Firstly, can it be done? In a word, yes.

“The decision to invest passively or actively should be independent of the decision to invest sustainably given that there are a number of both active and passive strategies that are strong from a sustainable investing (SI) perspective,” says Christopher Greenwald, head of sustainable investment research and stewardship at UBS Asset Management. 

“Passive SI can be an easier place for investors to start, as they are going to obtain similar risk and return profiles of the overall market while having a stronger sustainability performance.”

But he notes: “Active SI strategies have the advantage of being more concentrated and, thus, it is generally easier for clients to understand the role that sustainability plays in the investment process, which is reflected in a more limited set of portfolio holdings.”

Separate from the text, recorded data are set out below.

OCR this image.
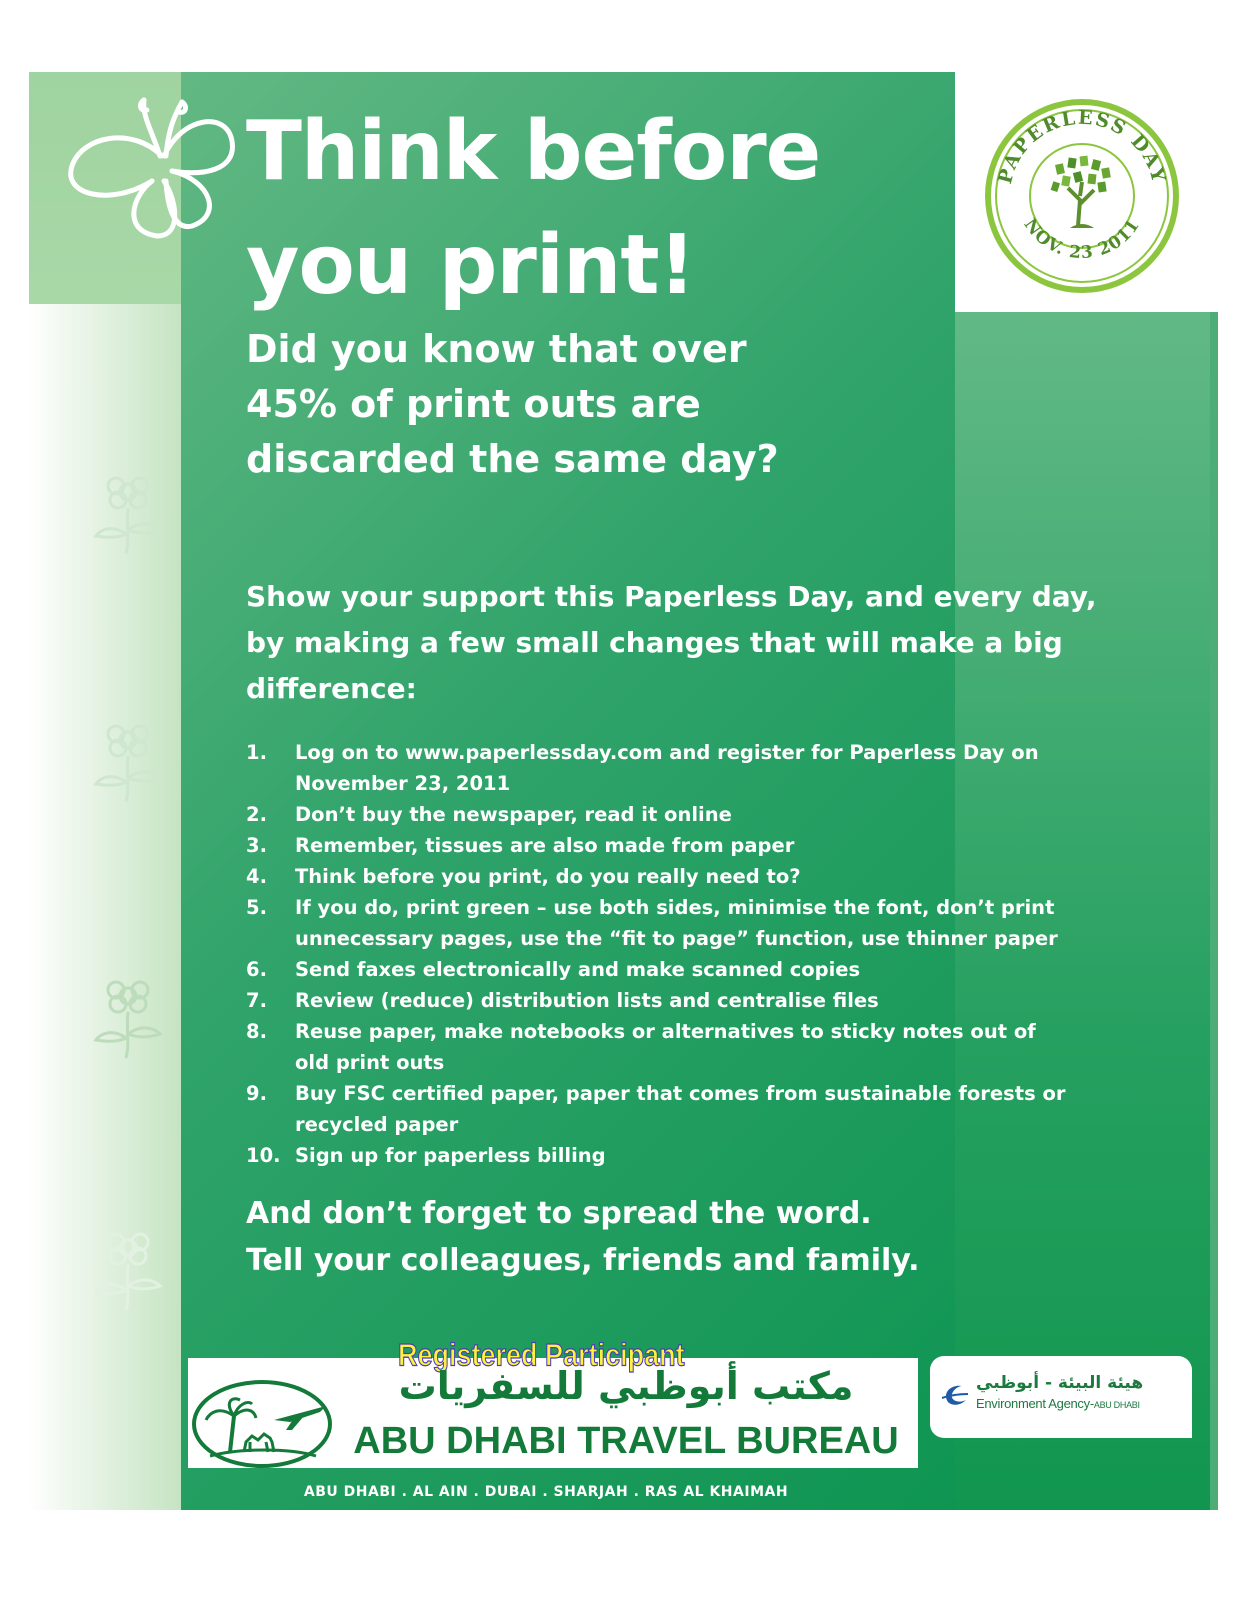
PAPERLESS DAY
NOV. 23 2011
Think before
you print!
Did you know that over
45% of print outs are
discarded the same day?

Show your support this Paperless Day, and every day,
by making a few small changes that will make a big
difference:

1.	Log on to www.paperlessday.com and register for Paperless Day on November 23, 2011
2.	Don’t buy the newspaper, read it online
3.	Remember, tissues are also made from paper
4.	Think before you print, do you really need to?
5.	If you do, print green – use both sides, minimise the font, don’t print unnecessary pages, use the “fit to page” function, use thinner paper
6.	Send faxes electronically and make scanned copies
7.	Review (reduce) distribution lists and centralise files
8.	Reuse paper, make notebooks or alternatives to sticky notes out of old print outs
9.	Buy FSC certified paper, paper that comes from sustainable forests or recycled paper
10. Sign up for paperless billing

And don’t forget to spread the word.
Tell your colleagues, friends and family.

Registered Participant

مكتب أبوظبي للسفريات

ABU DHABI TRAVEL BUREAU

ABU DHABI . AL AIN . DUBAI . SHARJAH . RAS AL KHAIMAH

هيئة البيئة - أبوظبي

Environment Agency-ABU DHABI
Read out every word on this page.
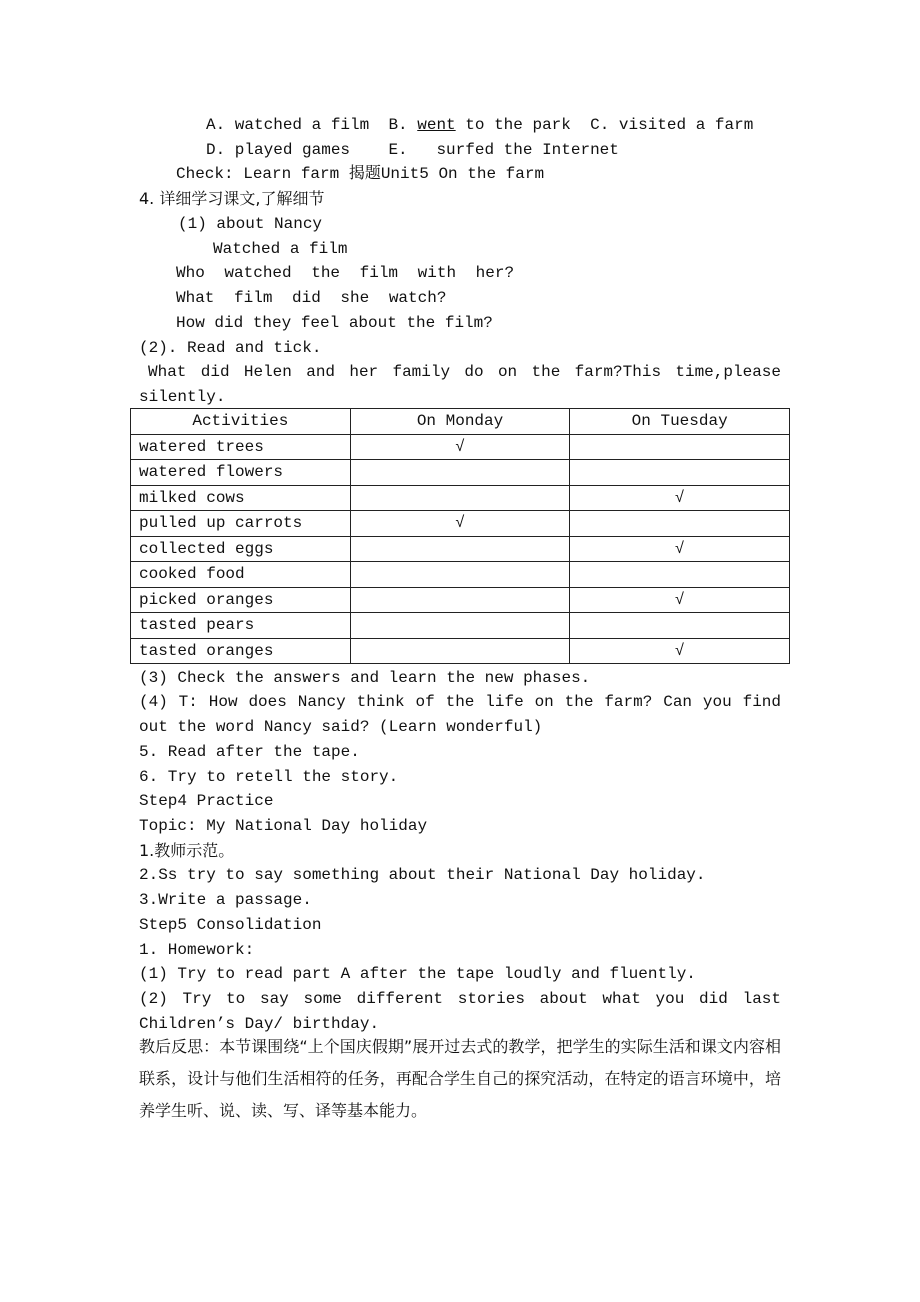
A. watched a film B. went to the park C. visited a farm
D. played games E. surfed the Internet
Check: Learn farm 揭题Unit5 On the farm
4. 详细学习课文,了解细节
(1) about Nancy
Watched a film
Who watched the film with her?
What film did she watch?
How did they feel about the film?
(2). Read and tick.
What did Helen and her family do on the farm?This time,please
silently.
Activities	On Monday	On Tuesday
watered trees	√	
watered flowers		
milked cows		√
pulled up carrots	√	
collected eggs		√
cooked food		
picked oranges		√
tasted pears		
tasted oranges		√
(3) Check the answers and learn the new phases.
(4) T: How does Nancy think of the life on the farm? Can you find
out the word Nancy said? (Learn wonderful)
5. Read after the tape.
6. Try to retell the story.
Step4 Practice
Topic: My National Day holiday
1.教师示范。
2.Ss try to say something about their National Day holiday.
3.Write a passage.
Step5 Consolidation
1. Homework:
(1) Try to read part A after the tape loudly and fluently.
(2) Try to say some different stories about what you did last
Children’s Day/ birthday.
教后反思：本节课围绕“上个国庆假期”展开过去式的教学，把学生的实际生活和课文内容相联系，设计与他们生活相符的任务，再配合学生自己的探究活动，在特定的语言环境中，培养学生听、说、读、写、译等基本能力。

Mr Greenwald explains the performance of passive strategies is generally in line with the underlying benchmark, and the performance for active SI managers varies across different funds, “just as it varies across managers of traditional active funds”.

Price and simplicity

Passive strategies have the obvious advantage of being cheaper but, for many, there are limitations that can only be overcome by investing in an active fund.

Julia Dreblow, founder of sriServices and Fund EcoMarket, points to some of the pros and cons.

“Clearly, passives have the edge when it comes to price and simplicity – but their simplicity is also their greatest challenge in the SRI market,” she suggests.

“Values-based judgements and factoring in information about how company management is responding to a diverse range of ESG [environmental, social and governance] risks and opportunities requires case-by-case consideration – and the ability to respond to clients’ questions when asked.” 

She says: “Passive funds are generally not well-equipped to handle such things and are generally expected to invest in areas that are unpopular with ethically minded investors.”

John David, head of investments at Rathbone Greenbank Investments, observes there are few passive ethical funds, and says those that do exist are often based on responsible investment indices, “which may not be sufficiently ethically-screened for some investors”.